Manufacturers told DH that they cannot sustain such losses for long, as the textile and knitwear sectors already operate on thin margins of 5-8% and have appealed to the Union Government to negotiate with the US administration for an early resolution.
However, they acknowledge that the government may not be able to offer a package that fully offsets the losses from the high tariffs and penalties.
Meanwhile, the Coimbatore-based Southern India Mills’ Association (SIMA) has called for a support package similar to the one announced during the COVID-19 pandemic. “We manufacture garments for the US market in three cycles, each lasting 120 days. We believe one cycle will be lost entirely, with Rs 4,000 crore at stake. Buyers have already begun demanding heavy discounts exceeding 20%,” K M Subramanian, President, TEA, told DH. He added that the only positive aspect is that many of the orders for the US market are seasonal. Also, buyers have limited options but to accept them from Tiruppur, though they may force exporters to offer significant discounts.
“Much of the finished goods are still in factories, being held on pause. Even some goods delayed at ports have been recalled to our factories,” he explained.
Subramanian warned that if the tariffs remain at 50% and the situation does not improve, exporters will be forced to seek other markets. However, the general consensus in Tiruppur is that the US market is irreplaceable due to the sheer volume of orders and US consumer spending power.

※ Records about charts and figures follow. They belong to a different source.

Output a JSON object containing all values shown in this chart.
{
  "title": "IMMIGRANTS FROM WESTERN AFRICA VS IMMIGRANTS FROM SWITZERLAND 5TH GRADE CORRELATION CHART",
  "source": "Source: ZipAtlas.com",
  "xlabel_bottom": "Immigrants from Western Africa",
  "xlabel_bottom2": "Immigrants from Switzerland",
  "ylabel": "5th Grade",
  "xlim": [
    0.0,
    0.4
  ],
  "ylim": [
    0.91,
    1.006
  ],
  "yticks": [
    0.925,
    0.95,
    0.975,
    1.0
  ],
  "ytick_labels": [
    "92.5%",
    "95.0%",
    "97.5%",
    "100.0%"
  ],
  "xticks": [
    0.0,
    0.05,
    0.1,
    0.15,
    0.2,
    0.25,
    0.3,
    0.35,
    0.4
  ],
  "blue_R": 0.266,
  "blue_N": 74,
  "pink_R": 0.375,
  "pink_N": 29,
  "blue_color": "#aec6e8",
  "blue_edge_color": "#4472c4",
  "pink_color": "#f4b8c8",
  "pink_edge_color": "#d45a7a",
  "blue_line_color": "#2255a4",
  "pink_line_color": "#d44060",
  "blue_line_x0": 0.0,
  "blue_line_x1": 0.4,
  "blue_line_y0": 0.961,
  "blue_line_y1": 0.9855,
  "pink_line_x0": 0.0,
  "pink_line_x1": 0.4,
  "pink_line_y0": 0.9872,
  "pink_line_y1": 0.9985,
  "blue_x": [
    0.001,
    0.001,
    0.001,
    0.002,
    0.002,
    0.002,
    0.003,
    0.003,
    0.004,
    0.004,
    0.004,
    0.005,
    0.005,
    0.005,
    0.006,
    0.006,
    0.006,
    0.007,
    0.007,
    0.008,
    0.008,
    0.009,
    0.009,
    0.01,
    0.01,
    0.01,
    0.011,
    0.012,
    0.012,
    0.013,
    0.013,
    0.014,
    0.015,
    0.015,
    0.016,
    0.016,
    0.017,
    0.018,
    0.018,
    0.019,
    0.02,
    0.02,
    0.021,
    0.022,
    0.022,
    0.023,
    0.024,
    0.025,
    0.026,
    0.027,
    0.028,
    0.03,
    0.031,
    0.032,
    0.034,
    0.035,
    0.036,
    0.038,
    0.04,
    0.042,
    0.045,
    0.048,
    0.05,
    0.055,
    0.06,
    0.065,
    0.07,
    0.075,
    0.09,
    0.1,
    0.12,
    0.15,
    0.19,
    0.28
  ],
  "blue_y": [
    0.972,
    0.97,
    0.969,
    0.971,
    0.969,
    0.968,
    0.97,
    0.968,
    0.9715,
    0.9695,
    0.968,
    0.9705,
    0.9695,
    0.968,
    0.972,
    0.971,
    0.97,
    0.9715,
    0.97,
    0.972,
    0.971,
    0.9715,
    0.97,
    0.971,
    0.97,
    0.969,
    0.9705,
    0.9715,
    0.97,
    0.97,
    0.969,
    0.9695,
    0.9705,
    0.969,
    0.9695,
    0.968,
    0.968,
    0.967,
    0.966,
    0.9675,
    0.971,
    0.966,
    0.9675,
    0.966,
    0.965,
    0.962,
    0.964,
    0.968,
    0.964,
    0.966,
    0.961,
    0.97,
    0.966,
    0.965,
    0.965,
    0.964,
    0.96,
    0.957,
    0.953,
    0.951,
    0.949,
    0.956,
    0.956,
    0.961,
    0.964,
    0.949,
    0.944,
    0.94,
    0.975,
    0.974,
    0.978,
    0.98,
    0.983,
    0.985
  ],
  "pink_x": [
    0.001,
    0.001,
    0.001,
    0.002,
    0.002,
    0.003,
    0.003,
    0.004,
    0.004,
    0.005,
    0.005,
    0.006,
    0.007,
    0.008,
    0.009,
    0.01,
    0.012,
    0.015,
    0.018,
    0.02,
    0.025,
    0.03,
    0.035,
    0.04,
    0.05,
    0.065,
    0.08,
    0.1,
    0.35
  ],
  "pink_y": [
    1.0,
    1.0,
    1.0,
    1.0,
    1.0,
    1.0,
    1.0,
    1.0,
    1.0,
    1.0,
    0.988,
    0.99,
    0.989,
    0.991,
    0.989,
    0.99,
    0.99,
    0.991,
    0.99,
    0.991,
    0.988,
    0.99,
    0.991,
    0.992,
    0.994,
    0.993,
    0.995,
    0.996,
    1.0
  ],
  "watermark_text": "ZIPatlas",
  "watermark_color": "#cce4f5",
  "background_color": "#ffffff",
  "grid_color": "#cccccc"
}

Kumar Duraiswamy, Joint Secretary, TEA, noted that the high tariffs are problematic not only for exporters but also for importers who need goods to stock for Black Friday, Christmas, and other key festival seasons. “Buyers are demanding discounts on orders that are under production or already manufactured, while purchase orders at the sampling stage have been put on hold. Both countries need trade, and we hope for a swift resolution,” Duraiswamy added.
Dr K Selvaraju, Secretary General, SIMA, said when the US imposed a 25% tariff, exporters sought around a 6 percent discount. Now, demands for discounts have surged to over 20%.
“The government cannot create markets for us, as this market was built over a long time. If the situation worsens, production stoppages and layoffs are inevitable. We cannot accept 20% discounts given our already slim margins,” Selvaraju said, urging for a COVID-19 type relief package for the textile industry to weather this crisis.